= Lucky Records =

Lucky Records is the name of several different record labels.

== Lucky Records – Tokyo ==
Lucky Records of the 1930s was a record label based in Tokyo, Japan, which specialized in issuing American popular music to the Japanese audience.

Lucky was founded in November 1934 by the Lucky Record Co. Tokyo, owned by the Saito Shoten cotton importing business. It made arrangements with the American Record Corporation to issue material from ARC labels in Japan. Its most successful imports were the recordings of Bing Crosby. Many of the other Lucky Records issues are surprisingly eclectic, including recordings by Eddie Condon, Red Allen, Cab Calloway and Duke Ellington, but also rural southern blues records otherwise unissued outside of the United States in the era (and in the US mostly restricted to labels catering to the African American market). Lucky issues also included accordion bands, Hawaiian music, calypso music and Argentine tangos. It is unclear if this material was specifically selected, or if some was simply chosen at random by someone at either Lucky or ARC.
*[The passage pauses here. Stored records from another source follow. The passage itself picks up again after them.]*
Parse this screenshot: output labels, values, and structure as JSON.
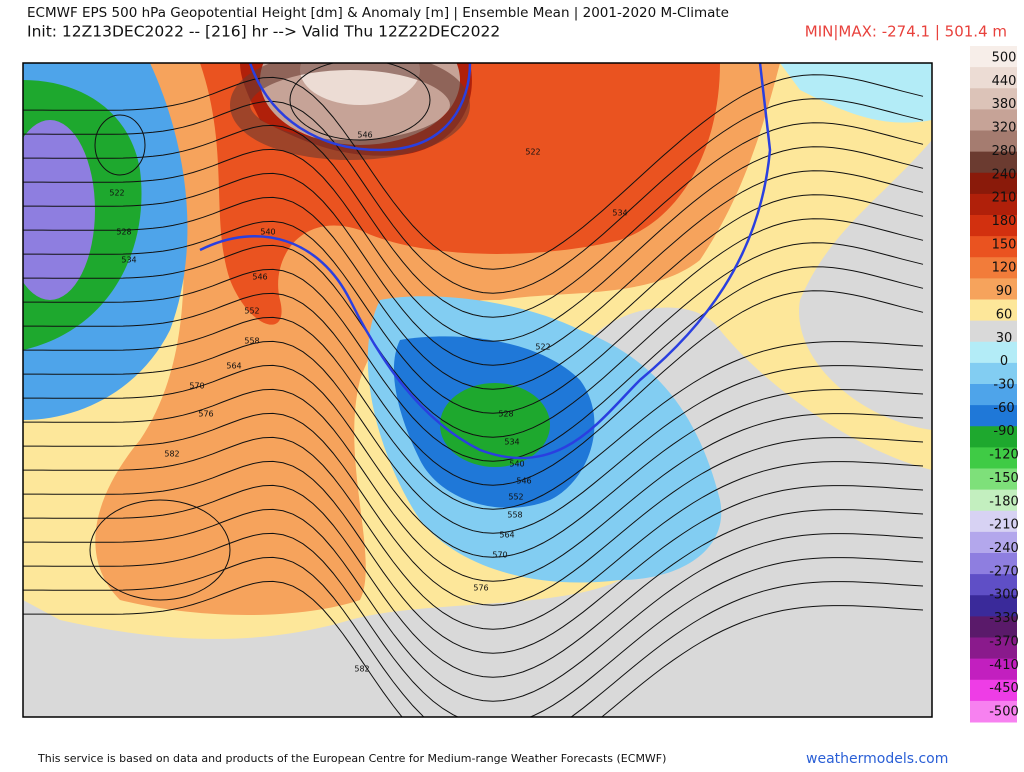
{
  "header": {
    "title": "ECMWF EPS 500 hPa Geopotential Height [dm] & Anomaly [m] | Ensemble Mean | 2001-2020 M-Climate",
    "subtitle": "Init: 12Z13DEC2022 -- [216] hr --> Valid Thu 12Z22DEC2022",
    "minmax": "MIN|MAX: -274.1 | 501.4 m"
  },
  "colorbar": {
    "labels": [
      500,
      440,
      380,
      320,
      280,
      240,
      210,
      180,
      150,
      120,
      90,
      60,
      30,
      0,
      -30,
      -60,
      -90,
      -120,
      -150,
      -180,
      -210,
      -240,
      -270,
      -300,
      -330,
      -370,
      -410,
      -450,
      -500
    ],
    "colors": [
      "#f7eee9",
      "#ecdcd4",
      "#dcc3b8",
      "#c6a397",
      "#a57c70",
      "#6b3b30",
      "#8a1a0a",
      "#b0200a",
      "#d2300f",
      "#ea5320",
      "#f27c3a",
      "#f6a35c",
      "#fde79a",
      "#d9d9d9",
      "#b3ecf7",
      "#82cdf2",
      "#4ea4ea",
      "#1f78d8",
      "#1ea82e",
      "#3fcb45",
      "#7ee07a",
      "#c3efbf",
      "#d7d2f3",
      "#b3a7ec",
      "#8e7ee0",
      "#5f4fc6",
      "#3a2a9a",
      "#5a1a6a",
      "#8a1a8c",
      "#c21fbf",
      "#ee3de6",
      "#f781f0"
    ]
  },
  "map": {
    "contour_labels": [
      546,
      522,
      534,
      522,
      528,
      534,
      540,
      546,
      552,
      558,
      564,
      570,
      576,
      582,
      522,
      528,
      534,
      540,
      546,
      552,
      558,
      564,
      570,
      576,
      582
    ]
  },
  "footer": {
    "credit": "This service is based on data and products of the European Centre for Medium-range Weather Forecasts (ECMWF)",
    "site": "weathermodels.com"
  }
}
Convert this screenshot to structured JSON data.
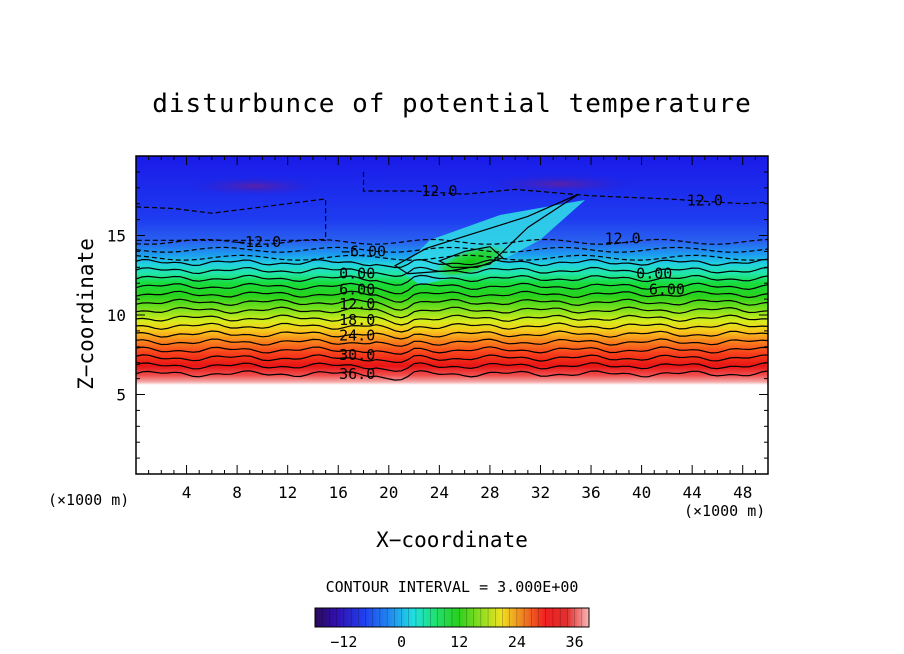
{
  "chart_data": {
    "type": "contour",
    "title": "disturbunce of potential temperature",
    "xlabel": "X−coordinate",
    "ylabel": "Z−coordinate",
    "x_unit_left": "(×1000 m)",
    "x_unit_right": "(×1000 m)",
    "xlim": [
      0,
      50
    ],
    "ylim": [
      0,
      20
    ],
    "x_ticks": [
      4,
      8,
      12,
      16,
      20,
      24,
      28,
      32,
      36,
      40,
      44,
      48
    ],
    "y_ticks": [
      5,
      10,
      15
    ],
    "grid": false,
    "contour_interval_label": "CONTOUR INTERVAL = 3.000E+00",
    "contour_interval": 3.0,
    "contour_labels": [
      {
        "text": "−12.0",
        "x": 9.7,
        "z": 14.6
      },
      {
        "text": "12.0",
        "x": 24.0,
        "z": 17.8
      },
      {
        "text": "12.0",
        "x": 38.5,
        "z": 14.8
      },
      {
        "text": "12.0",
        "x": 45.0,
        "z": 17.2
      },
      {
        "text": "−6.00",
        "x": 18.0,
        "z": 14.0
      },
      {
        "text": "0.00",
        "x": 17.5,
        "z": 12.6
      },
      {
        "text": "0.00",
        "x": 41.0,
        "z": 12.6
      },
      {
        "text": "6.00",
        "x": 17.5,
        "z": 11.6
      },
      {
        "text": "6.00",
        "x": 42.0,
        "z": 11.6
      },
      {
        "text": "12.0",
        "x": 17.5,
        "z": 10.7
      },
      {
        "text": "18.0",
        "x": 17.5,
        "z": 9.7
      },
      {
        "text": "24.0",
        "x": 17.5,
        "z": 8.7
      },
      {
        "text": "30.0",
        "x": 17.5,
        "z": 7.5
      },
      {
        "text": "36.0",
        "x": 17.5,
        "z": 6.3
      }
    ],
    "colorbar": {
      "min": -18,
      "max": 39,
      "ticks": [
        "−12",
        "0",
        "12",
        "24",
        "36"
      ],
      "tick_values": [
        -12,
        0,
        12,
        24,
        36
      ],
      "colormap": "rainbow (purple-blue-cyan-green-yellow-red-pink)"
    }
  }
}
== Lucky Records – Los Angeles ==
Lucky Records of the 1950s was a Los Angeles–based label run by John Dolphin.

== Lucky Records – Bootlegs ==
Lucky Records of the 1960s and 1970s was a bootleg label, issuing recordings of live performances of noted rock & roll artists (including Elvis Presley and Bob Dylan) on vinyl records.

== Lucky Records – Seattle ==
Lucky Records of the 1990s, described by one website as "Canadian surf and rock'n'roll", is based in Seattle, Washington, US.